I reject Stahl & Sons’ argument that the lien fund waived review of this issue by failing to properly identify Stahl & Sons in the fund’s docketing statement, and note that Stahl & Sons has not responded to this issue on the merits.

Hughes contracted with the Verhelles and the remaining parties using the name Cor-Al Construction.

I recognize that RBK may not rely on the fact that Hughes was licensed to establish compliance with the statute, Annex Constr, Inc v *686Fenech, 191 Mich App 219; 477 NW2d 103 (1991), if, indeed, the contract was with Holt, rather than Hughes.

RBK did assert in the circuit court that Holt was not required to be licensed under a different section of the statute, MCL 339.2403(e); MSA 18.425(2403)(e), but has not repeated this argument on appeal.

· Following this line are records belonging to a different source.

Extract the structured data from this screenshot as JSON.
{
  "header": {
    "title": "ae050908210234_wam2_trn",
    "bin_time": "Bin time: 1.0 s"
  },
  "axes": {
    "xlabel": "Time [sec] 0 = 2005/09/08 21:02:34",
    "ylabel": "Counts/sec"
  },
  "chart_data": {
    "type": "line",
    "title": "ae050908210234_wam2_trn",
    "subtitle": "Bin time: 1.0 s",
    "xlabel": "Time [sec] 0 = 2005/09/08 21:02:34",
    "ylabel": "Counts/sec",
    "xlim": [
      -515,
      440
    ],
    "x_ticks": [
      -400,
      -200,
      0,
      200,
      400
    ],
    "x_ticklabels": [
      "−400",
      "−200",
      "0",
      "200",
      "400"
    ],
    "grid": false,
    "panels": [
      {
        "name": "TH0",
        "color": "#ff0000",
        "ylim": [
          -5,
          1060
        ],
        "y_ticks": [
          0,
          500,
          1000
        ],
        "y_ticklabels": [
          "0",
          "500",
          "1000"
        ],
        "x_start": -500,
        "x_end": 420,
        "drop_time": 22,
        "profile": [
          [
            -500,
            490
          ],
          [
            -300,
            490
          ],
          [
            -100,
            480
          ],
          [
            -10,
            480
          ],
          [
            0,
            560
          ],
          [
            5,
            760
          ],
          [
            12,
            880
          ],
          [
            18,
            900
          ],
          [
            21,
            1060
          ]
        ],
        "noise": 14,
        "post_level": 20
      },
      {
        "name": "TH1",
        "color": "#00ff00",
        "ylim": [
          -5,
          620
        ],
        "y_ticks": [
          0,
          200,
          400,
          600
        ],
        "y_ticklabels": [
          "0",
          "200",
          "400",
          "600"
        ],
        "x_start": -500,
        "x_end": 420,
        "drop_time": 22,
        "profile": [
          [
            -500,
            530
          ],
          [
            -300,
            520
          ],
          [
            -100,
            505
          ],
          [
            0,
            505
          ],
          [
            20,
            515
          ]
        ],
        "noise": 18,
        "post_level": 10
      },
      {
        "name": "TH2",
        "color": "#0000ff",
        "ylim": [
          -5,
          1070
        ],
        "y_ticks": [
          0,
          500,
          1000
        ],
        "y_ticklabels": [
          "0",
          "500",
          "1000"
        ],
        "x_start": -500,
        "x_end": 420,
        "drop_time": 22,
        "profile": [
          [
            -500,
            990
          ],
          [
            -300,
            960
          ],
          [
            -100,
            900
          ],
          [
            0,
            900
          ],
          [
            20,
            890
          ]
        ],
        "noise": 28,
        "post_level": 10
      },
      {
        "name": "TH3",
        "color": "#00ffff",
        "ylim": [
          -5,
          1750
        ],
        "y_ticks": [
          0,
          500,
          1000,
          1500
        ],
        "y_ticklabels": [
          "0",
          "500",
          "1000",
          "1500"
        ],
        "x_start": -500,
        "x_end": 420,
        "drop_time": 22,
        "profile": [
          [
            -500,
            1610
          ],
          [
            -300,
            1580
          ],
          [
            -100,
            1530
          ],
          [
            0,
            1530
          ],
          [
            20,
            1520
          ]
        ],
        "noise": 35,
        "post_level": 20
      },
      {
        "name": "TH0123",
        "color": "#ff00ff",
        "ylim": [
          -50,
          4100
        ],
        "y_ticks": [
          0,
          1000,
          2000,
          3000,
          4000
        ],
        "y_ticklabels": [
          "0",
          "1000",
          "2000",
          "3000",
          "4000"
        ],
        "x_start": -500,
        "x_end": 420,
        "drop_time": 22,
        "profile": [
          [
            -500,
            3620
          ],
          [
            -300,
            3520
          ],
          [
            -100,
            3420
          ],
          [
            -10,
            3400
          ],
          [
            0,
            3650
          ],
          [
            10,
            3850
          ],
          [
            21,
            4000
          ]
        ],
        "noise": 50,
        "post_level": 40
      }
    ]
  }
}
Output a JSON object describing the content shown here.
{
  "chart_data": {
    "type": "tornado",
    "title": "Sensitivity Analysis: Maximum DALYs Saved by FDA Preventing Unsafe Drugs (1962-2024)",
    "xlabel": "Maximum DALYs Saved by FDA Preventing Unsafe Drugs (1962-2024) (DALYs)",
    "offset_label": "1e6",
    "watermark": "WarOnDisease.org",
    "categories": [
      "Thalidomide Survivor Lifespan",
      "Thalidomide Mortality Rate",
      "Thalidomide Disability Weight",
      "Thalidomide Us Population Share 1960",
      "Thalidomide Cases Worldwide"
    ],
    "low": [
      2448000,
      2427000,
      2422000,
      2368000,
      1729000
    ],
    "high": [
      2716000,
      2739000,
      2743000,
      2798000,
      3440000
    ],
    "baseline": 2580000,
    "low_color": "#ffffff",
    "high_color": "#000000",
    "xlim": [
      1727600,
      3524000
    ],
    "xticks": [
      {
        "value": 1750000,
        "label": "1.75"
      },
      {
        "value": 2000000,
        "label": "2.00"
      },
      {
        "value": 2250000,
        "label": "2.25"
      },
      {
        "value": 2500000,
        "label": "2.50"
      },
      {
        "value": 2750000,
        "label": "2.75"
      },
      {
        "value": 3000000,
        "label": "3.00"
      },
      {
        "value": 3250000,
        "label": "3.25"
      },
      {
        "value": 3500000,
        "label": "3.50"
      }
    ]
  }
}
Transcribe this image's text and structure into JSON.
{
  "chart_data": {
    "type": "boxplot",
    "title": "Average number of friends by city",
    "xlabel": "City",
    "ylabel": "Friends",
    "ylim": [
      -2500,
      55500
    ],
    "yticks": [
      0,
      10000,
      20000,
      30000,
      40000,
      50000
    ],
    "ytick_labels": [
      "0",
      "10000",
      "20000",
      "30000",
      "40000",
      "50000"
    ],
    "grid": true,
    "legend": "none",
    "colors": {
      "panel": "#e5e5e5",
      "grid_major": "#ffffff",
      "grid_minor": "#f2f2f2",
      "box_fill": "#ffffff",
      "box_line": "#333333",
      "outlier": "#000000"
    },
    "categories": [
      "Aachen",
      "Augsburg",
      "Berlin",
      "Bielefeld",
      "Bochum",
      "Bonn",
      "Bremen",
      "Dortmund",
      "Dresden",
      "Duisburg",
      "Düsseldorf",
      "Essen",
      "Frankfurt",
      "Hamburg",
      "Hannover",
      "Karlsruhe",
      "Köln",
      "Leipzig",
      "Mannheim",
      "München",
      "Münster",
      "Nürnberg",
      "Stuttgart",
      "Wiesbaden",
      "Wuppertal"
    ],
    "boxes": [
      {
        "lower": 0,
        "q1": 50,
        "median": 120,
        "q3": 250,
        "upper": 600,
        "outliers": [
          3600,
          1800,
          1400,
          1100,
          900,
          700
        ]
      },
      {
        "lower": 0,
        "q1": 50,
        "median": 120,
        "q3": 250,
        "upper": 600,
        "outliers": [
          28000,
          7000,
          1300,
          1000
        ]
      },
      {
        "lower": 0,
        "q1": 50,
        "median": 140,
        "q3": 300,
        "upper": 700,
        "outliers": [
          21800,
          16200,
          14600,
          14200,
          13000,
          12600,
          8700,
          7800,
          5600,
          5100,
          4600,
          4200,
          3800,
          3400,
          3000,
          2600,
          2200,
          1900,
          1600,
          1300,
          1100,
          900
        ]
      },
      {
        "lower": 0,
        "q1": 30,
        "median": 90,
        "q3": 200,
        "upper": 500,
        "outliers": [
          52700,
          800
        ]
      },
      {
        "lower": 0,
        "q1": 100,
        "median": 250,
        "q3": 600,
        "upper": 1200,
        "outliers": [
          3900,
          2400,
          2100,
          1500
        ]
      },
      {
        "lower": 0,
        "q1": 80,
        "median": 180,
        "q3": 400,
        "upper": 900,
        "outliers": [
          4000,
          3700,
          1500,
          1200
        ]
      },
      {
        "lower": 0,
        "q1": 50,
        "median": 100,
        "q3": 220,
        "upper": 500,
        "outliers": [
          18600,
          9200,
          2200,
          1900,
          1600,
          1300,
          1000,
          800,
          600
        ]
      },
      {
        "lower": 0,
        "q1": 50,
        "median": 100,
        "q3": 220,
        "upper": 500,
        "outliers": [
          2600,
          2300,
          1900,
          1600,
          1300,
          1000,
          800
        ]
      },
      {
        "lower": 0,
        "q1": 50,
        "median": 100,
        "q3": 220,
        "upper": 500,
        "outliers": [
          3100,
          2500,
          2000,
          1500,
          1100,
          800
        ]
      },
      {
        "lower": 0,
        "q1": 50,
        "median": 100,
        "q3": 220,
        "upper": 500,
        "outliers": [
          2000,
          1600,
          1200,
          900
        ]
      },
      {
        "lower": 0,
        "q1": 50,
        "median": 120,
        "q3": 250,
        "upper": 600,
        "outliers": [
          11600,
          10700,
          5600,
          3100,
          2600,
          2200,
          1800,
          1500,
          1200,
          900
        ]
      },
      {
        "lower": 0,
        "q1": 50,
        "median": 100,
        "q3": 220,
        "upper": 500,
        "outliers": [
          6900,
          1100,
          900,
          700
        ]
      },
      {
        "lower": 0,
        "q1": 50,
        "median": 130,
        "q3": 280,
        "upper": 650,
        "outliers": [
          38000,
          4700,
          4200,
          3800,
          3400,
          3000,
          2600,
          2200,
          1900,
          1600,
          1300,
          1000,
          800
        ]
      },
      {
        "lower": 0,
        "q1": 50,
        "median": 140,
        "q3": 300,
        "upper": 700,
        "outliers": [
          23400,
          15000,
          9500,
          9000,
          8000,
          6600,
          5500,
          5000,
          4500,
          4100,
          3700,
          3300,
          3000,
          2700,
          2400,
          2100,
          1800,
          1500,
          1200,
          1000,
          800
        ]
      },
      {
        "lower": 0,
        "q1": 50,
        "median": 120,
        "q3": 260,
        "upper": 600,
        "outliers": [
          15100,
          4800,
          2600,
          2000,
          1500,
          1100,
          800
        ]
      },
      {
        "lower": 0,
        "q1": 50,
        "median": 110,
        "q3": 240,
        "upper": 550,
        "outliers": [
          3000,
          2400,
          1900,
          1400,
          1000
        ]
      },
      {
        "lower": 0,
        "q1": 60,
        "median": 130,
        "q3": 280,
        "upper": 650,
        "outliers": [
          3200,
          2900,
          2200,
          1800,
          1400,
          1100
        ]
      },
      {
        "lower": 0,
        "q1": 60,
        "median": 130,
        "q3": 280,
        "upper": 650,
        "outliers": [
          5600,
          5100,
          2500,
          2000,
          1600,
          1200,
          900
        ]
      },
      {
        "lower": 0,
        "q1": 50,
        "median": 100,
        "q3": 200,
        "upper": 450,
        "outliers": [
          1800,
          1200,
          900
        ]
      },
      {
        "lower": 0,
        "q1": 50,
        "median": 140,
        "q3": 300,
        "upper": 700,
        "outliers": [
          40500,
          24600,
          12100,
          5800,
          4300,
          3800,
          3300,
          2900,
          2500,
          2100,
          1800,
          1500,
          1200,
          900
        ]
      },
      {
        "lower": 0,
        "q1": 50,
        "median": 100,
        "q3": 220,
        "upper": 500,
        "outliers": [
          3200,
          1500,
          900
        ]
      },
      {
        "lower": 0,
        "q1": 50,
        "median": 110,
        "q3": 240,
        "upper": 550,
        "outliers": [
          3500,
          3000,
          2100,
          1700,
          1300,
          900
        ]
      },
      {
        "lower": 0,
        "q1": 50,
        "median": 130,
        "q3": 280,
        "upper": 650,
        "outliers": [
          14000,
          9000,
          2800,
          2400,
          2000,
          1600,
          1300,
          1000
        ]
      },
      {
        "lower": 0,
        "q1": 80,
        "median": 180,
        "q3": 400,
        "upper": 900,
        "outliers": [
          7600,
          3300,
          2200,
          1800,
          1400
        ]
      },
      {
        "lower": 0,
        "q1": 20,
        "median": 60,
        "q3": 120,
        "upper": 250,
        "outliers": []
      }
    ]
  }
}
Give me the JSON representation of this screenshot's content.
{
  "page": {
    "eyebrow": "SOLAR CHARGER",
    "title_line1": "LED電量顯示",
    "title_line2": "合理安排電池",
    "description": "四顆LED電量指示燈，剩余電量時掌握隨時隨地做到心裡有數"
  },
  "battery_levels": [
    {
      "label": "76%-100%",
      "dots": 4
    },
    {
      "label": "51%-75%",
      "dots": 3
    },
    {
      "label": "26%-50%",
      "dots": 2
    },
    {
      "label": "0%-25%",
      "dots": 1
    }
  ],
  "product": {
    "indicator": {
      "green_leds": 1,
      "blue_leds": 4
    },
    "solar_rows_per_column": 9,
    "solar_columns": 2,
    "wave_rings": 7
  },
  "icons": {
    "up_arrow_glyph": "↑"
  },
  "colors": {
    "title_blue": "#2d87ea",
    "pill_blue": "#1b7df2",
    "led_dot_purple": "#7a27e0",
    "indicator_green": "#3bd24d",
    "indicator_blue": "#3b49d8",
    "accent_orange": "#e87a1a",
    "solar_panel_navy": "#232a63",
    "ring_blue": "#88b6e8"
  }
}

If one were to conclude that the failure to pay the fund members was fatal to the subrogation claim, the result would be the same. The fund members themselves would be entitled to a pro-rata share of the $31,663.30, and their claims against the lien fund would be reduced by the sums collected. Similarly, it does not matter if the lien claimants’ claims are viewed as claims against the contractor or the homeowner. The homeowner owed the contractor $31,663.30 under the contract, and that sum was subject to the subcontractors’ claims for payment from the contractor. The court permitted the homeowner to pay the sum to the court, rather than the contractor as provided in subsection 203(1), but the money was constructively the contractor’s (subject to subcontractor claims) pursuant to the contract. If the claim is viewed as one against the homeowner for the remaining $31,663.30, then the facts must be viewed from the standpoint of the money not having been paid to the court or the contractor. The homeowner, then, would not be entitled to the protection of subsection 203(1) with respect to that amount, and the lien fund members would have no claim against the lien fund for those amounts.